Há quatro anos, o Rio Grande do Sul implantou um programa de devolução de impostos para pessoas de baixa renda, algo inédito no Brasil, que alcançou no mês passado a marca de R$ 1 bilhão devolvidos para as famílias gaúchas nesse período. A iniciativa serviu de referência para o mecanismo de “cashback” previsto na reforma tributária e ajudou a reduzir distorções que oneram as pessoas mais pobres, segundo o governador Eduardo Leite (PSD-RS).
A devolução do imposto para a baixa renda parte da ideia de que as desonerações por tipo de produto nem sempre chegam ao consumidor e, além disso, beneficiam mais as pessoas de maior renda em termos absolutos. “A lógica é muito clara. Em vez de você desonerar o item, você beneficia as pessoas que realmente precisam.”, afirma o governador em entrevista à Folha.
O Devolve ICMS prevê o pagamento fixo de R$ 100 por trimestre às famílias do estado que estão no Cadastro Único que é referência para programas sociais, como o Bolsa Família. Os beneficiados que solicitam notas fiscais recebem também um complemento que varia de acordo com seus gastos no período e pode chegar a mais R$ 54. Mulheres são responsáveis por mais de 80% desses lares.
Os repasses são realizados por meio de um cartão de compras. A maior parte dos valores (80%) é utilizada na aquisição de alimentos, segundo o governador.
Ele explica que o ICMS é um imposto regressivo, ou seja, onera mais as pessoas de menor renda.
“O imposto pago sobre uma garrafa d’água ou outro item tem muito mais peso na renda de uma pessoa com um salário mínimo do que na de alguém que ganha dez salários mínimos. Para corrigir essa característica de regressividade entendemos que era possível criar uma ferramenta de cashback, entregando um cartão de compras na mão de cada uma das famílias do Cadastro Único no estado”, afirma Leite.
O programa já alcançou mais de 1 milhão de famílias gaúchas. Segundo o governo, beneficia sobretudo aquelas com renda de até um salário-mínimo, que representam 95% dos contemplados.

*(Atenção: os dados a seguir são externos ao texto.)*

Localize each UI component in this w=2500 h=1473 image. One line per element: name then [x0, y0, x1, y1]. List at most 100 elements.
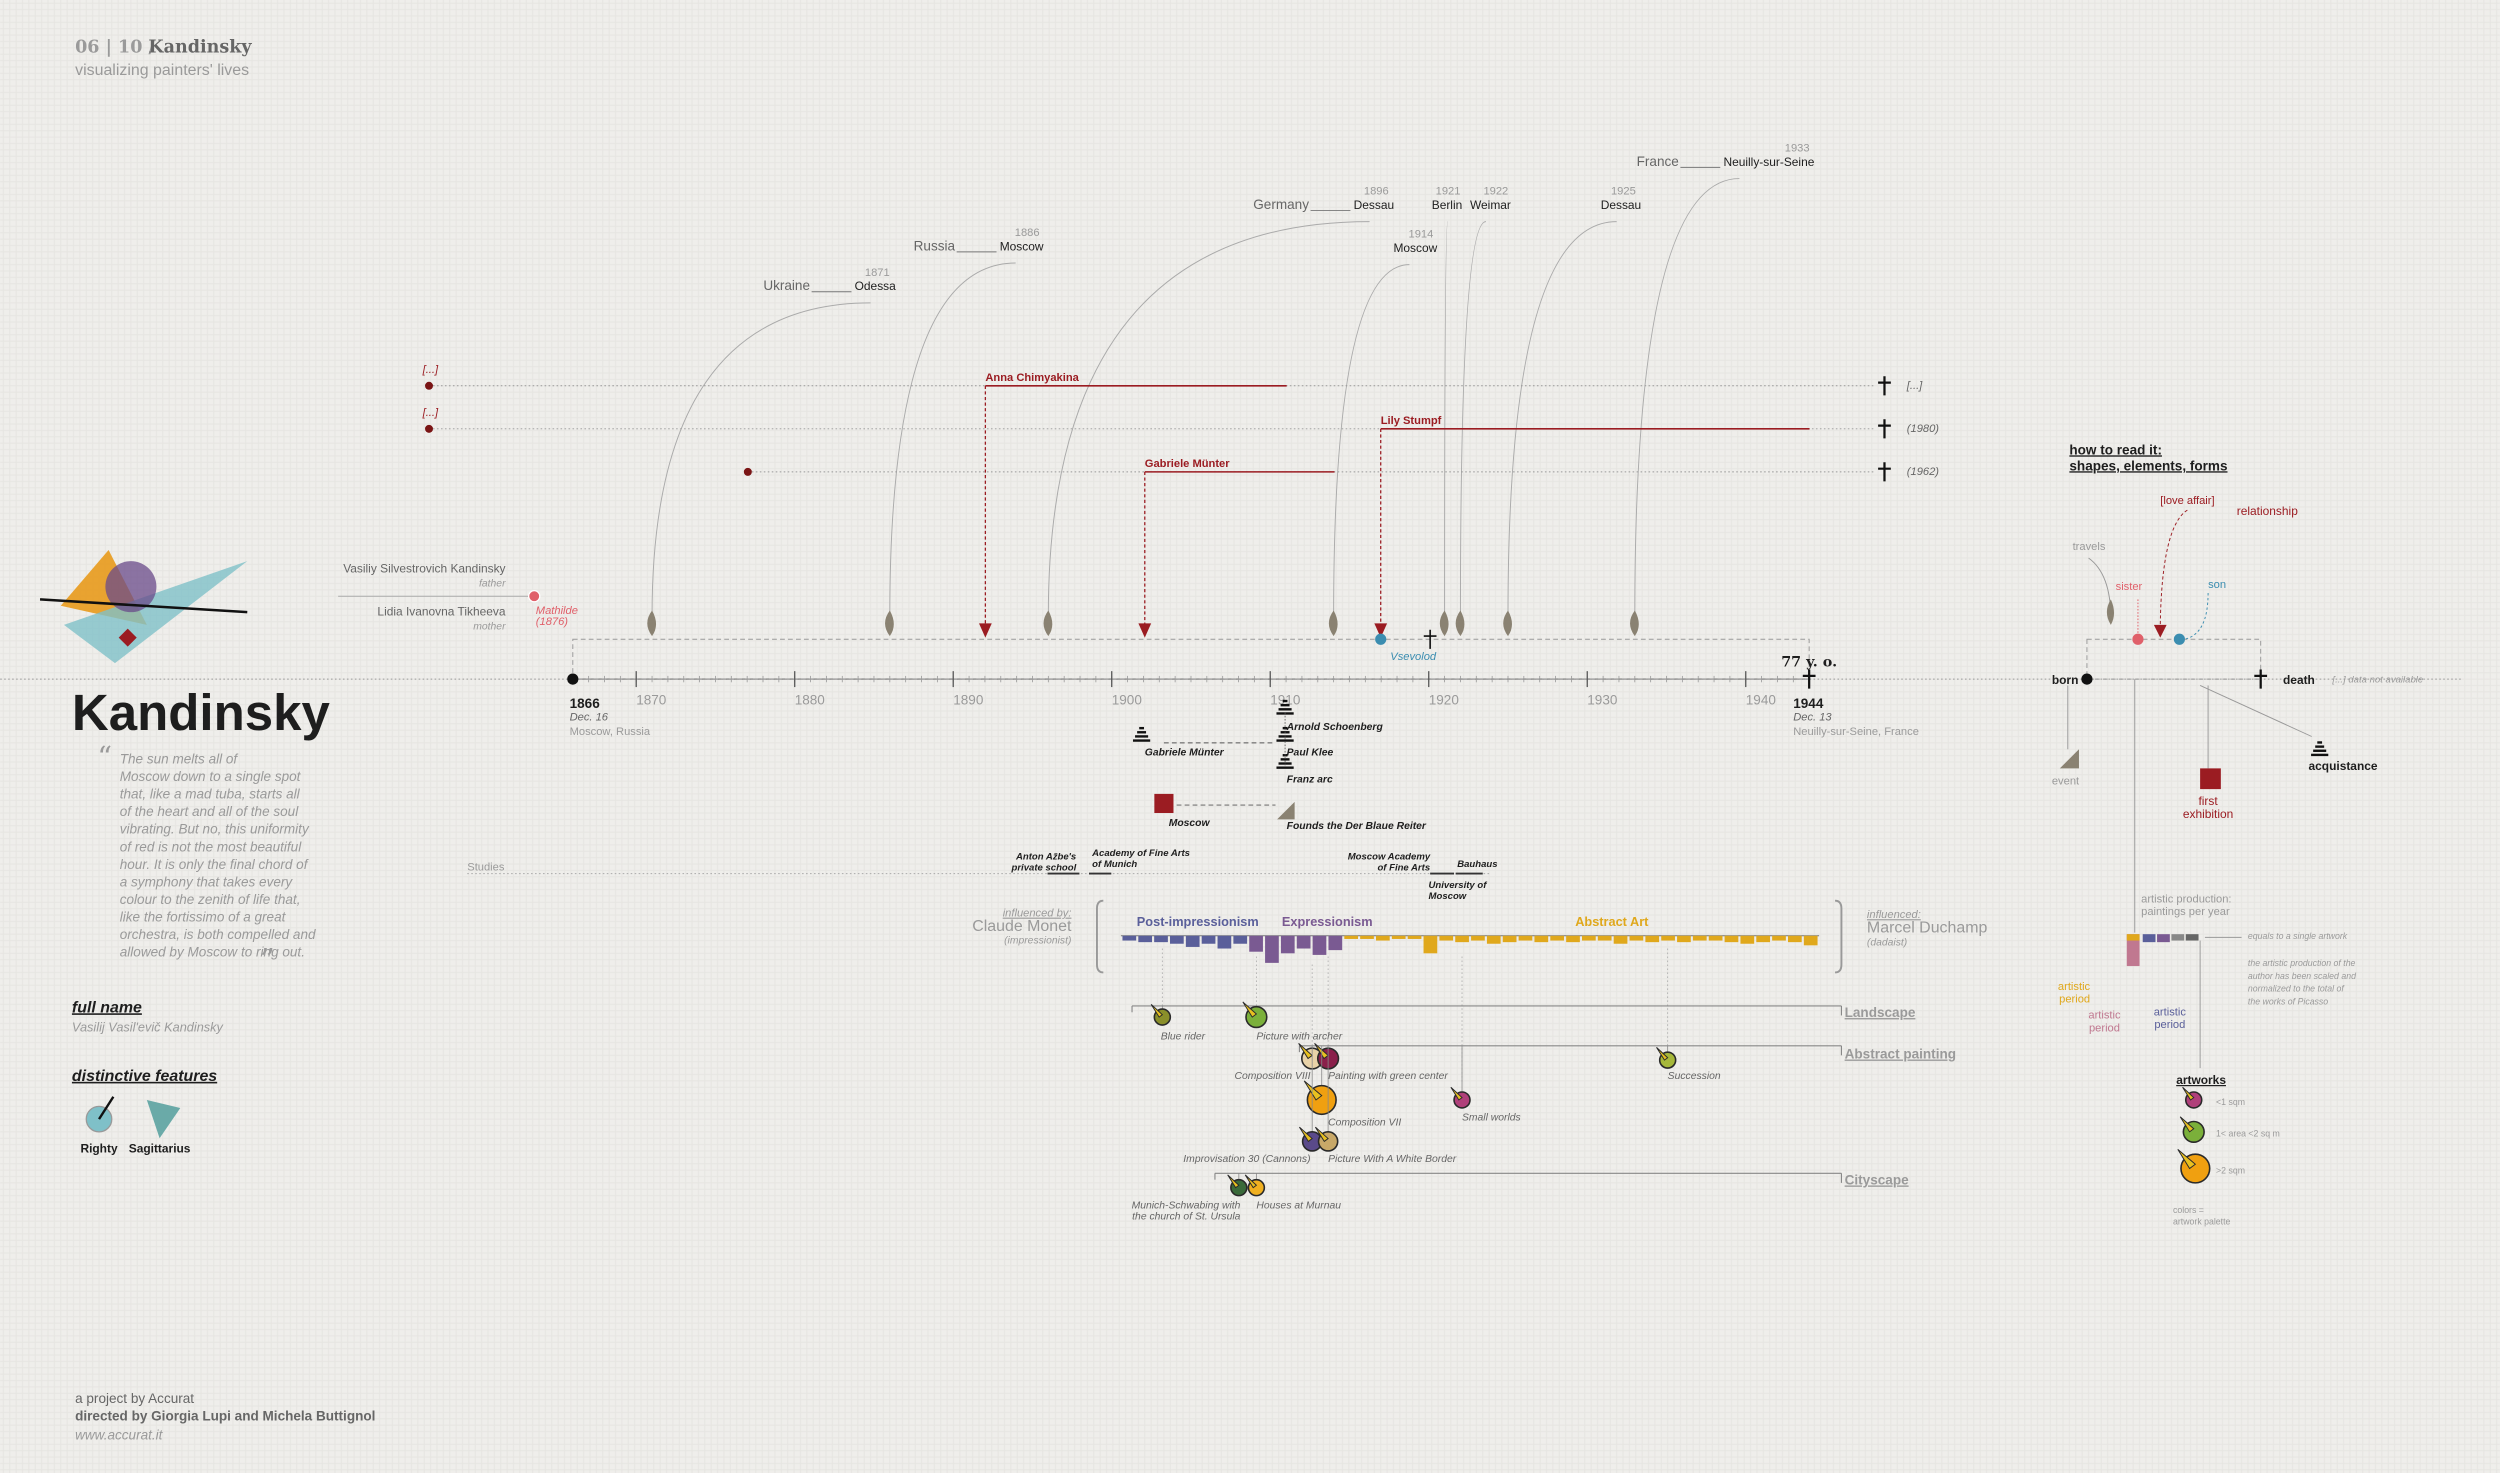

O governador afirma que, por se tratar de uma ação inovadora no país, havia um questionamento sobre se o estado seria capaz de fazer com que o benefício chegasse nas mãos das famílias mais pobres. Para ele, os grandes números do programa mostram que essa é uma política bem-sucedida e que será mantida até a extinção do ICMS, prevista na reforma tributária, quando haverá um programa nacional de devolução dos novos tributos.
CASHBACK NA REFORMA TRIBUTÁRIA
A primeira lei que regulamenta a reforma tributária tem um capítulo dedicado à “devolução personalizada” dos tributos que começam a ser cobrados em 2027, também registrada no texto legal como “cashback”.
Ainda não está definido como será feito esse pagamento, mas a legislação já diz que serão beneficiadas as famílias do CadÚnico (Cadastro Único para Programas Sociais do Governo Federal), que conta atualmente com 95 milhões de pessoas, com renda familiar mensal per capita de até meio salário mínimo.
Haverá devolução de 100% da CBS (contribuição federal) e pelo menos 20% do IBS (imposto de estados e municípios) para gás de botijão e canalizado, energia elétrica, serviços de saneamento e de telecomunicações.
Para os demais bens e serviços, serão devolvidos pelo menos 20% dos dois tributos —cada governo pode fixar percentuais superiores a esses. A devolução da CBS começa em janeiro de 2027. Para o IBS, em janeiro de 2029.
COMO O DINHEIRO É DEVOLVIDO
A devolução pode ser feita em tempo real, com o contribuinte se identificando com o número do CPF ou utilizando um cartão de benefício social. Pode ser pago antecipadamente, como um complemento no Bolsa Família, por exemplo. Outra possibilidade é devolver posteriormente, como uma espécie de Nota Fiscal Paulista (SP) ou Nota Legal (DF).
O RS combina os dois últimos mecanismos: pagamento antecipado fixo e complemento posterior com base na Nota Fiscal Gaúcha.
QUAIS PAÍSES JÁ ADOTAM O MODELO
Nas Américas, destacam-se as experiências na Argentina, Uruguai, Bolívia, Colômbia e Equador. Há também programas em algumas províncias do Canadá (que se somam à devolução na esfera federal). Fora da região, outro programa de referência é o japonês.
A ideia de devolução de impostos sobre o consumo para pessoas de baixa renda foi apresentada pelo BID (Banco Interamericano de Desenvolvimento) há mais de dez anos.
Ela parte da conclusão de que o sistema adotado por vários países ao longo do século passado —de dar benefícios tributários para determinados produtos— beneficiou principalmente a parcela mais rica da população, e não os mais pobres. Por isso, muitas economias optam agora por mecanismos de tributação personalizada: o imposto depende de quem consome e não do produto.